An independent Board Director, entrepreneur and lawyer, Ms. Liew possesses a passion for the ethical implications of new technologies such as artificial intelligence, machine learning  and  big  data,  that  would  provide  the  Authority  Board  with  significant experience and expertise in a number of key areas. As a local candidate, Ms. Liew also has a strong grasp of the local economy, particularly in the field of digital, and leads Jersey's independent public policy knowledge partnership and think-tank, the Jersey Policy Forum, as well as sitting on the Jersey Appointments Commission as Vice- Chairman and Commissioner.

Mr. John Harris

Mr. Harris is well-known and respected in the local financial sector, having recently retired after 12 years as Director-General of the Jersey Financial Services Commission. He is a seasoned professional with extensive experience of running financial services institutions of scale and complexity in both public and private sectors. Mr. Harris has extensive international experience and a multitude of skills in addition to his financial services knowledge, including people development and strategic awareness. He built the reputation and operational capability of the JFSC as a sophisticated regulator, contributing to and enhancing Jersey's appeal as one of the top international finance centres.

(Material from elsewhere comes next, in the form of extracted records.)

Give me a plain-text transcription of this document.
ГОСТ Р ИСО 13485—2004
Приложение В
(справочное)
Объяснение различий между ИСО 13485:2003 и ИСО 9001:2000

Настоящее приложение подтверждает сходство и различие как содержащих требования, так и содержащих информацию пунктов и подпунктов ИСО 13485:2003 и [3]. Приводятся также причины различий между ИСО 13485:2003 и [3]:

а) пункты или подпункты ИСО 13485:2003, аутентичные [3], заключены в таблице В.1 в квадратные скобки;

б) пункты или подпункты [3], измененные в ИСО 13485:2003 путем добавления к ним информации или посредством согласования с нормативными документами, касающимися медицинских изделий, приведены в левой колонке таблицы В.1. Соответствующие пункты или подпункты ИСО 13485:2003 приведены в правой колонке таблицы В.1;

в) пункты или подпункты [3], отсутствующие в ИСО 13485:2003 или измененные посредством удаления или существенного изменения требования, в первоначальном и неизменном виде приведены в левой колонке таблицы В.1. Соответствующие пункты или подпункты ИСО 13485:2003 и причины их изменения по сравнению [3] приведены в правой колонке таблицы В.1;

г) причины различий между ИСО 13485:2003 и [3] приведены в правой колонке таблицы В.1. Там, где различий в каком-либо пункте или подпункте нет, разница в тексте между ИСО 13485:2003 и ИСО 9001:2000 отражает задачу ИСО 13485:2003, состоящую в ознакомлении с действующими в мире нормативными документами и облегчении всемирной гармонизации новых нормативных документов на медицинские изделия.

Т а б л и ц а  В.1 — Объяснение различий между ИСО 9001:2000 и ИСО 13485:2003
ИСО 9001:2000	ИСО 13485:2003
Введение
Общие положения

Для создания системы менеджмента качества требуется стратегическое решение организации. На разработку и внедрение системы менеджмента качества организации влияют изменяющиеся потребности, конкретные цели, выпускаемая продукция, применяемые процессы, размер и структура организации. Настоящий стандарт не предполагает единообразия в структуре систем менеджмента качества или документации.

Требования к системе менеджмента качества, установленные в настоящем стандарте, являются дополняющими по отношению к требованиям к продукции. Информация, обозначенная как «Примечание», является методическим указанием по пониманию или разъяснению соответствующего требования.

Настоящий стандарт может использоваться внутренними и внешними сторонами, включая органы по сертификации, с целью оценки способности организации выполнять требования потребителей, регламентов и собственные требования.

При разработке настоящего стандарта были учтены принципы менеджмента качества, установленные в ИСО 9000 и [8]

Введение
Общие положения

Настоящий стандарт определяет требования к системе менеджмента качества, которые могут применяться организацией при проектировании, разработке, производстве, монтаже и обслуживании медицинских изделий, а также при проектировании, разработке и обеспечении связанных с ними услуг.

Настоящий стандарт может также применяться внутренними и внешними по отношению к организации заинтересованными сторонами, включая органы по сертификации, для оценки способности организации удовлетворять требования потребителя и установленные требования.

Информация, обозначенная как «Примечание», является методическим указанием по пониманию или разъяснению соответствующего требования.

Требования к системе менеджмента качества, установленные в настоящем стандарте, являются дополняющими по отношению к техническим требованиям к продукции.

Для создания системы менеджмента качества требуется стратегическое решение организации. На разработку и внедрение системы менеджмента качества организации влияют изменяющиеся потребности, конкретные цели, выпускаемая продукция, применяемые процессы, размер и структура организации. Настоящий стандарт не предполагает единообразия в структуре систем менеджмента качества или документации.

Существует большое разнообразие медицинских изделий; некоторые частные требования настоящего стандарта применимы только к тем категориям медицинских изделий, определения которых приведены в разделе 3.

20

The Chairman concluded that the successful candidates had the skills, knowledge, abilities and experience that he was seeking to include on the Board. It is the view of the Chairman that, both individually and collectively, the appointees are of an extremely high quality, and will garner local and international respect and assist in the OIC's objective of obtaining a higher international standing for Jersey in the field of data protection.

Conclusion

A Ministerial Decision accepting the recommendation of the Chairman has been signed, and the commencement date of the contract will be 29 October 2018. The term of office will be 3 years, to expire on 28 October 2021.

Resource implications

The Chief Minister's Department provides the OIC with an annual grant to regulate the Data Protection (Jersey) Law 2018 and the Freedom of Information (Jersey) Law 2011. The fees payable to Non-Executive Directors are sourced from the annual grant. There are no other financial or manpower implications for the States arising from these appointments.